Пришел он на базарную площадь, и кажется ему, что все, что там ни наставлено, и на возах, и на рундуках, и в лавках, – все это не его, а чужое. Никогда прежде этого с ним не бывало. Протер он себе бесстыжие глаза и думает: «Не очумел ли я, не во сне ли все это мне представляется?» Подошел к одному возу, хочет запустить лапу, ан лапа не поднимается; подошел к другому возу, хочет мужика за бороду вытрясти – о, ужас! длани не простираются!
Испугался.
«Что это со мной нынче сделалось? – думает Ловец, – ведь этаким манером, пожалуй, и напредки все дело себе испорчу! Уж не воротиться ли, за добра ума, домой?»
Однако понадеялся, что, может быть, и пройдет. Стал погуливать по базару; смотрит, лежит всякая живность, разостланы всякие материи, и все это как будто говорит: «Вот и близок локоть, да не укусишь!»
А мужики между тем осмелились: видя, что человек очумел, глазами на свое добро хлопает, стали шутки шутить, стали Ловца Фофаном Фофанычем звать.

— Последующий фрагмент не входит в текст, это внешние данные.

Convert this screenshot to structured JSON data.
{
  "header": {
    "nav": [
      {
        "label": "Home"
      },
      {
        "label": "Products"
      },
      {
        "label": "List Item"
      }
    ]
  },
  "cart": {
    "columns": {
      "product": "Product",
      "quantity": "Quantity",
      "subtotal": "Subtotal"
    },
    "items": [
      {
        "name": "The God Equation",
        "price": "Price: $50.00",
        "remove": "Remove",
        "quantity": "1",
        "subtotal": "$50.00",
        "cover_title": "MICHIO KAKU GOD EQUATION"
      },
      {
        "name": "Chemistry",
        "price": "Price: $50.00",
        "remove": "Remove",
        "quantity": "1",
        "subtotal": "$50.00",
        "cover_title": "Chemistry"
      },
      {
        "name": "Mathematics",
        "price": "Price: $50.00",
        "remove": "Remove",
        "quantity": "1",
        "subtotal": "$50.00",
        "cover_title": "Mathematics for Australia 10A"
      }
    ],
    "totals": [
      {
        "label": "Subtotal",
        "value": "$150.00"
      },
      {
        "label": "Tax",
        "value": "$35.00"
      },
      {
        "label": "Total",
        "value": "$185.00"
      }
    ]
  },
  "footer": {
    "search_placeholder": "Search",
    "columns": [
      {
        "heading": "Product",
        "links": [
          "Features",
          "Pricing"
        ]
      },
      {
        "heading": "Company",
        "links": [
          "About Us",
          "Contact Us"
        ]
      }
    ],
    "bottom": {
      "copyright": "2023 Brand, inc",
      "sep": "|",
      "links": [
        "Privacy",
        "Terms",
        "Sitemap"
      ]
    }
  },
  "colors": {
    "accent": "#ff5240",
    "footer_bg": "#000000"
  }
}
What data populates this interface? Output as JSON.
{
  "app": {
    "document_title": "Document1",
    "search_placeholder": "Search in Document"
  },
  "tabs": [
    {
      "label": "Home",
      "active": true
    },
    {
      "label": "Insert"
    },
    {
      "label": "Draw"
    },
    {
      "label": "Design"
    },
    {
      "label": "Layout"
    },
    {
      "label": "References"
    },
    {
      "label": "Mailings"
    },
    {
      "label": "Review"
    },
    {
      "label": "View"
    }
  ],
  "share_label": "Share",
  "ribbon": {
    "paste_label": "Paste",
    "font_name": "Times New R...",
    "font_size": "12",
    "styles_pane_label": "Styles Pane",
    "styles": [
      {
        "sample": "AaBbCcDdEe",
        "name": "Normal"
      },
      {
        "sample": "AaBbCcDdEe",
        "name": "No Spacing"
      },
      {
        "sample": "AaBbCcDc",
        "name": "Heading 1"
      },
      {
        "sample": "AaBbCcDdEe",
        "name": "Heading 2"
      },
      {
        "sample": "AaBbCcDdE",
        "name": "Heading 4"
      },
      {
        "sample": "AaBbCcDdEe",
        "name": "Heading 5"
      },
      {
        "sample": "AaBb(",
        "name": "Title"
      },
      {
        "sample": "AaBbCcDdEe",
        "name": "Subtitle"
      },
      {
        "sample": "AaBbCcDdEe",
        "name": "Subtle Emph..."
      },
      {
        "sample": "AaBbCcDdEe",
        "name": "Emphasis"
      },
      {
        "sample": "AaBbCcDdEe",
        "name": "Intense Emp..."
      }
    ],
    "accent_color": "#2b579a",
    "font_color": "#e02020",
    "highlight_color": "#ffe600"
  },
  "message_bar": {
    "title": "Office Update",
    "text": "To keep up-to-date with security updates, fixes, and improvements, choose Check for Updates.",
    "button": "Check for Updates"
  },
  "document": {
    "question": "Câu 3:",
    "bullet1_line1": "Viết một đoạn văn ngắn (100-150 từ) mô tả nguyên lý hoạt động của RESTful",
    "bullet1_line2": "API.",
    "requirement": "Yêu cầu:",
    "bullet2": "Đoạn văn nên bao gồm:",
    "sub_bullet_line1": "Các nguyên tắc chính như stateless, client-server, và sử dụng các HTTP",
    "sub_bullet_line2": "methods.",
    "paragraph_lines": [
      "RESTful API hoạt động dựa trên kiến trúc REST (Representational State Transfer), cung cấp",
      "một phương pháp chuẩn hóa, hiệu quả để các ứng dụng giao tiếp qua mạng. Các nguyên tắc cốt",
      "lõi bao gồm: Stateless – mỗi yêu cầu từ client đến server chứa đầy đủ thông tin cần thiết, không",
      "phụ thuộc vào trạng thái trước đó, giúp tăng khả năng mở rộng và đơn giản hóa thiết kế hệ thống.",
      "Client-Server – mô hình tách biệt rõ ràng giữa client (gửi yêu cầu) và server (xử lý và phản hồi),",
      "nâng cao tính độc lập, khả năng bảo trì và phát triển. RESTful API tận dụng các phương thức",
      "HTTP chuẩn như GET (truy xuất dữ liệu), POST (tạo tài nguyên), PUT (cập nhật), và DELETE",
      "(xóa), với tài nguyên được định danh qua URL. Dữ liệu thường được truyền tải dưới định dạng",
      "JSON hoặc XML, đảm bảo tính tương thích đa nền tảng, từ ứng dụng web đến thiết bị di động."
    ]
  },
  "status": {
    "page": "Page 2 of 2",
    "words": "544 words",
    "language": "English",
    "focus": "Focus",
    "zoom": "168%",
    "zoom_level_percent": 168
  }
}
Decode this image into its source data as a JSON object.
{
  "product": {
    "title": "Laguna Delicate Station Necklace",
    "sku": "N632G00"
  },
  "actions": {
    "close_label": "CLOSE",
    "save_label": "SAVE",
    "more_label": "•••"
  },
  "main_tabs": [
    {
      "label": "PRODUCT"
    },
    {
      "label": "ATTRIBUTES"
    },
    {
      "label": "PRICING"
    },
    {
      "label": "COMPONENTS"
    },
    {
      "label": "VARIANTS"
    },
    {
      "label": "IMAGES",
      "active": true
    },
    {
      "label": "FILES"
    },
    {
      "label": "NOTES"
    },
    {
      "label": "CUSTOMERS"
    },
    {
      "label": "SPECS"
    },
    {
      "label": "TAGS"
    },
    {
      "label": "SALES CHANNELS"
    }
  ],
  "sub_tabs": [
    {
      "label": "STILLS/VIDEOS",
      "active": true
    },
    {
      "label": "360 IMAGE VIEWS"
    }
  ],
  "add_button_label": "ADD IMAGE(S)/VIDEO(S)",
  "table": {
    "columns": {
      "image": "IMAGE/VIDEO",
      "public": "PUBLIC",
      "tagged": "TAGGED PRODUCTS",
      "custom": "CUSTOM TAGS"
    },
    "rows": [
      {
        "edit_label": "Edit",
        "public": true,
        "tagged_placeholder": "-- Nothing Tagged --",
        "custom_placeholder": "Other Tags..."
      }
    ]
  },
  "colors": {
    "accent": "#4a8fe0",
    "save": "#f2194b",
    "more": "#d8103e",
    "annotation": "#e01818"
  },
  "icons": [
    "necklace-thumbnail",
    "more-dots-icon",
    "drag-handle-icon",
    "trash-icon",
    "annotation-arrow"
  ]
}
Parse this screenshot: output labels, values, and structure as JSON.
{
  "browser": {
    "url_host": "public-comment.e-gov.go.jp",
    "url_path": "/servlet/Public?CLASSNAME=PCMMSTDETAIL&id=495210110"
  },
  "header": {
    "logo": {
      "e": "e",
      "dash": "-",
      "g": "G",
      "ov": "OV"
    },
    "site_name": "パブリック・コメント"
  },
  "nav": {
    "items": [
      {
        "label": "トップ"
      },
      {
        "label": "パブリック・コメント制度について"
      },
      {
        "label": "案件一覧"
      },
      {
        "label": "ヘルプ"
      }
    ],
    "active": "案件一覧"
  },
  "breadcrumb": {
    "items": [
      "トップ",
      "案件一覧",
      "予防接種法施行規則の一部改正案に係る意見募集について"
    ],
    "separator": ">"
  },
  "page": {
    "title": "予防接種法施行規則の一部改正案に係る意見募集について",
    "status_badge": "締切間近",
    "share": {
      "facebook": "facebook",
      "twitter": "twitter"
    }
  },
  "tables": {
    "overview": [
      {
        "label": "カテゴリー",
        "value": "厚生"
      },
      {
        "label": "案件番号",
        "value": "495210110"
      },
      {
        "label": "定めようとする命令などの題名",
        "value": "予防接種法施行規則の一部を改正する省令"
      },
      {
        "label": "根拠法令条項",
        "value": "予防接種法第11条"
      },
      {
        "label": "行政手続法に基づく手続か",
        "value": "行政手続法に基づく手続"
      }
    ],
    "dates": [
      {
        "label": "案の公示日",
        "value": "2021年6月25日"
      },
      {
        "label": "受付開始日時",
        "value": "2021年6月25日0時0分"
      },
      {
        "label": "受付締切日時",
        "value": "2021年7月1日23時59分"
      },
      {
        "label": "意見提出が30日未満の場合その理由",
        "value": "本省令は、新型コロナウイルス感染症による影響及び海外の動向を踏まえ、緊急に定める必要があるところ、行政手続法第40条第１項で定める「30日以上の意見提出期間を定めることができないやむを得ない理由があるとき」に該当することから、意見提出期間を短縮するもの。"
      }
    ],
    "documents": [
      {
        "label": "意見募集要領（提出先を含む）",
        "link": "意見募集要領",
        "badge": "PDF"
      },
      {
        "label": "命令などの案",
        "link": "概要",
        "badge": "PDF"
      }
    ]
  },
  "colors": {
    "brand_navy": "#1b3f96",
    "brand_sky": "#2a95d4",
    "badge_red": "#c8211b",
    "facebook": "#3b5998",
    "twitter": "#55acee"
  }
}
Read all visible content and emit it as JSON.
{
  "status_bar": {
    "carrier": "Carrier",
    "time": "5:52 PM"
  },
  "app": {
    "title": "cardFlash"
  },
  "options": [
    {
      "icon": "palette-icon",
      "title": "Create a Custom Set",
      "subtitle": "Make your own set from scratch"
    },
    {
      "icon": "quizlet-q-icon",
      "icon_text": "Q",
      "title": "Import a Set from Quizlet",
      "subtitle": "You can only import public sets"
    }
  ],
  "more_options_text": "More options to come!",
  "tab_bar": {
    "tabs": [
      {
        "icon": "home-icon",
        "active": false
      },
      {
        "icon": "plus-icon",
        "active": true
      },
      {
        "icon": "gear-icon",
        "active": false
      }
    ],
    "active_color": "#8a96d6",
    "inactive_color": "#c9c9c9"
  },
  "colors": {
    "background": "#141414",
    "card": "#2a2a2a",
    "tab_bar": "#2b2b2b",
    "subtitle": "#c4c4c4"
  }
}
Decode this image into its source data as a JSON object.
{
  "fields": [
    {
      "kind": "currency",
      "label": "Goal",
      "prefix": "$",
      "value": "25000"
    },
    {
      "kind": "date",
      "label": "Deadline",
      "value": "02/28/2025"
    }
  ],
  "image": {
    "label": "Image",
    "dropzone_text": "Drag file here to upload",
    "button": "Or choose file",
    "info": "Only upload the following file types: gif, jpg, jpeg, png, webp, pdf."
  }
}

– Нет, это со мною болезнь какая-нибудь! – решил Ловец и так-таки без кульков, с пустыми руками, и отправился домой.
Возвращается он домой, а Ловчиха-жена уж ждет, думает: «Сколько-то мне супруг мой любезный нынче кульков принесет?» И вдруг – ни одного. Так и закипело в ней сердце, так и накинулась она на Ловца.
– Куда кульки девал? – спрашивает она его.
– Перед лицом моей совести свидетельствуюсь… – начал было Ловец.
– Где у тебя кульки, тебя спрашивают?
– Перед лицом моей совести свидетельствуюсь… – вновь повторил Ловец.
– Ну, так и обедай своею совестью до будущего базара, а у меня для тебя нет обеда! – решила Ловчиха.
Понурил Ловец голову, потому что знал, что Ловчихино слово твердое. Снял он с себя пальто – и вдруг словно преобразился совсем! Так как совесть осталась, вместе с пальто, на стенке, то сделалось ему опять и легко, и свободно, и стало опять казаться, что на свете нет ничего чужого, а всё его. И почувствовал он вновь в себе способность глотать и загребать.
– Ну, теперь вы у меня не отвертитесь, дружки! – сказал Ловец, потирая руки, и стал поспешно надевать на себя пальто, чтоб на всех парусах лететь на базар.